Crystal Kaua
- Born: 1984 or 1985 (age 41–42)

Rugby union career
- Position(s): Loose forward, lock

Provincial / State sides
- Years: Team / Apps / (Points)
- 2012–2013: Waikato / 12 / (0)
- 2009: Auckland / 7 / (0)

National sevens team
- Years: Team /  / Comps
- Aotearoa Māori Sevens

Coaching career
- Years: Team
- 2013–2015: Hamilton Girls' High School 7s
- 2018–2022: Mie Pearls 7s Mie Pearls XVs
- 2022: Chiefs Manawa (assistant coach)
- 2023–2024: Chiefs Manawa (head coach)

= Crystal Kaua =

New Zealand rugby union coach and player

Crystal Kaua (born ) is a New Zealand rugby union coach and former player.

== Playing career ==
Kaua made the Black Ferns sevens and fifteens trial squads, and also played for the Aotearoa Sevens Māori side.
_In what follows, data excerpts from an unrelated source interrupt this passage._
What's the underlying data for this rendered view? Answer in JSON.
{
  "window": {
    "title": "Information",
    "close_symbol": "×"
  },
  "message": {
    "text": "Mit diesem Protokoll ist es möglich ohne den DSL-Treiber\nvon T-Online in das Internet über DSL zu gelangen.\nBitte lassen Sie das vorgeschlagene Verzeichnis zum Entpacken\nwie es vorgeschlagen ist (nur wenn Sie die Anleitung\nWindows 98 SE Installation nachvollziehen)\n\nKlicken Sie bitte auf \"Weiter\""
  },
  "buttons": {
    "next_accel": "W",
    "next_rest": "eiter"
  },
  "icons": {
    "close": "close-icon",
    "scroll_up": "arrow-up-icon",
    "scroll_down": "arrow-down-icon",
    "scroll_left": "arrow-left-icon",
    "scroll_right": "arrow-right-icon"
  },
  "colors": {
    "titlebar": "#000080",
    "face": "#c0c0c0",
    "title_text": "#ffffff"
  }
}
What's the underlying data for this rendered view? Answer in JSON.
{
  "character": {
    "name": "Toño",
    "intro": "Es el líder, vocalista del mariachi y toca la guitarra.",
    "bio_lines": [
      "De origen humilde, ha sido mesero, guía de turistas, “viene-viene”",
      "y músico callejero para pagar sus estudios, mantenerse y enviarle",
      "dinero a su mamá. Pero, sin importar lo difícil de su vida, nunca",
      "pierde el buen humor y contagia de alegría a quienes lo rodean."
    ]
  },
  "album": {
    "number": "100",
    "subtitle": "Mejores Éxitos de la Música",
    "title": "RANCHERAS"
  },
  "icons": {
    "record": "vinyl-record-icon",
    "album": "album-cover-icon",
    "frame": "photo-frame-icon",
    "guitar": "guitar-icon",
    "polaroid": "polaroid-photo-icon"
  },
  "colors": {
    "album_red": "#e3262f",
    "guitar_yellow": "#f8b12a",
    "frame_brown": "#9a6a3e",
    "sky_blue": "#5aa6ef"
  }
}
She represented Auckland and Waikato in the Farah Palmer Cup.

== Coaching career ==
In 2011, Kaua and two of her New Zealand Māori Sevens teammates and Black Ferns, Victoria Grant and Teresa Te Tamaki, helped the University of Waikato Rugby Club make a comeback.

Kaua and her husband, Brent, led Hamilton Girls' High School to three consecutive Condor Sevens national titles, and also world youth titles in Hawaii and Japan up to the end of 2015. They then moved to Japan in 2018 and coached there for about four years. They coached the Mie Pearls sevens and fifteens teams in Yokkaichi.

=== 2022 ===
Kaua was an assistant coach to Allan Bunting in Chiefs Manawa during their inaugural Super Rugby Aupiki season when they won their maiden title. She was also the Black Ferns Sevens performance analyst and skills coach in 2022. She was the technical advisor for the Bay of Plenty Volcanix in the 2022 Farah Palmer Cup.

Kaua headed the Rawata team during the Black Ferns trial in July ahead of the delayed 2021 Rugby World Cup. In September, she was appointed as the new head coach of Chiefs Manawa for the 2023 season.